Trust me: you are underestimating. Let's look at your great-grandmother, who was born was born, bred, and died in New York with a lifespan from July 4, 1900 to August 2, 1975. In her 75 years on this planet, she lived through the flu of 1918, which infected 500,000,000 (27%) and killed as many as 100,000,000 (5%) of the world population; World War I (1914-1918), which left 16,000,000 dead; World War II (1939-1945), killing 73,000,000; and some 50 famines, occurring almost annually, taking more than 125,000,000 lives.
As staggering as these numbers are, using Americans as examples smacks of historical unawareness. Those morbidity statistics pale in comparison to a man born and bred in Warsaw, Poland at the same time as your great-grandmother. He would have seen 6,000,000 of his 35,000,000 countrymen die in World War II alone (17%). If that man were a Jew, he would have been lucky to have survived the Holocaust, when 6,000,000 of 9,500,000 European Jews were executed (63%). A woman born and bred in Saigon, Vietnam, also on July 4, 1900, would have had great-great grandparents, great-grandparents, grandparents, children, and grandchildren all living in a constant state of war throughout their entire existence.

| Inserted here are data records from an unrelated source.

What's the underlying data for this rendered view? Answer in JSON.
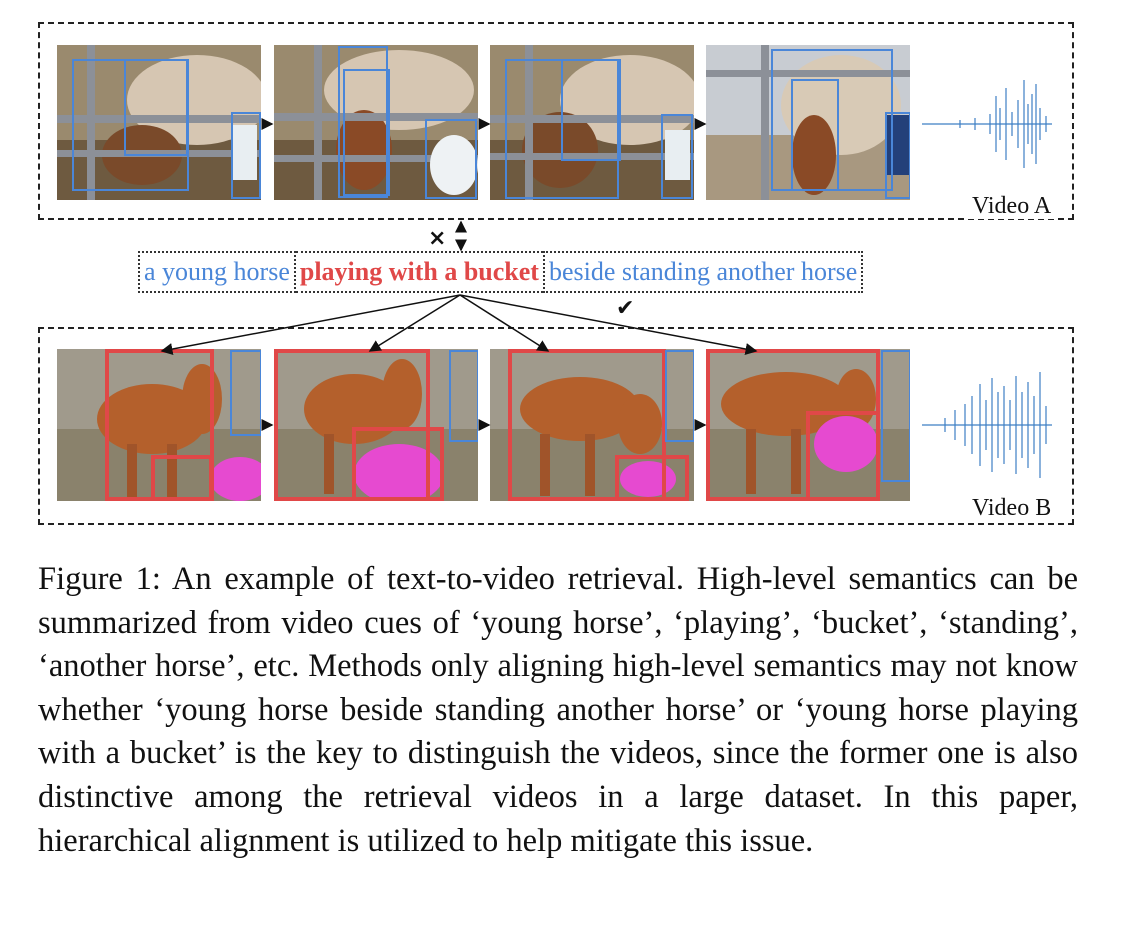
{
  "video_a": {
    "label": "Video A"
  },
  "video_b": {
    "label": "Video B"
  },
  "query": {
    "part1": "a young horse",
    "part2": "playing with a bucket",
    "part3": "beside standing another horse"
  },
  "marks": {
    "cross": "×",
    "double_arrow": "↕",
    "check": "✔"
  },
  "caption": "Figure 1: An example of text-to-video retrieval. High-level semantics can be summarized from video cues of ‘young horse’, ‘playing’, ‘bucket’, ‘standing’, ‘another horse’, etc. Methods only aligning high-level semantics may not know whether ‘young horse beside standing another horse’ or ‘young horse playing with a bucket’ is the key to distinguish the videos, since the former one is also distinctive among the retrieval videos in a large dataset. In this paper, hierarchical alignment is utilized to help mitigate this issue.",
  "colors": {
    "blue_box": "#4a86d8",
    "red_box": "#e04848",
    "waveform": "#3d7fc4"
  }
}
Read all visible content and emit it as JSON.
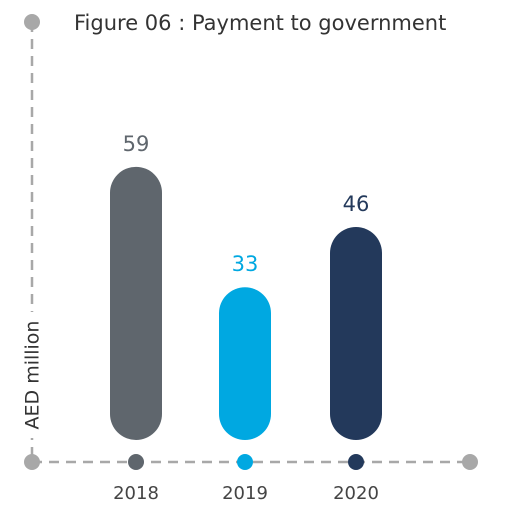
{
  "chart_data": {
    "type": "bar",
    "title": "Figure 06 : Payment to government",
    "y_label": "AED million",
    "categories": [
      "2018",
      "2019",
      "2020"
    ],
    "values": [
      59,
      33,
      46
    ],
    "colors": [
      "#5f666d",
      "#00a8e1",
      "#23395b"
    ]
  }
}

These statistics are sobering reminders not that we are so fortunate compared to generations past (which we are), but that we should remain vigilant throughout our lives. Yes, we need an excellent military defense system, but deaths by human-made atrocities are second to acts of nature—the tsunamis, monsoons, tornadoes, hurricanes, floods, fires, landslides, volcanic eruptions, droughts, famines, and, of course, viral and bacterial diseases. We also need to invest in an excellent healthcare defense system, one with enough medical professionals, ventilators, laboratories, and testing sets, and vaccinations. Global tragedies are continuous. We must be prepared. We must listen to people who know better than we do. We must realize that the planet changes every second. We must do the right thing by changing our behavior.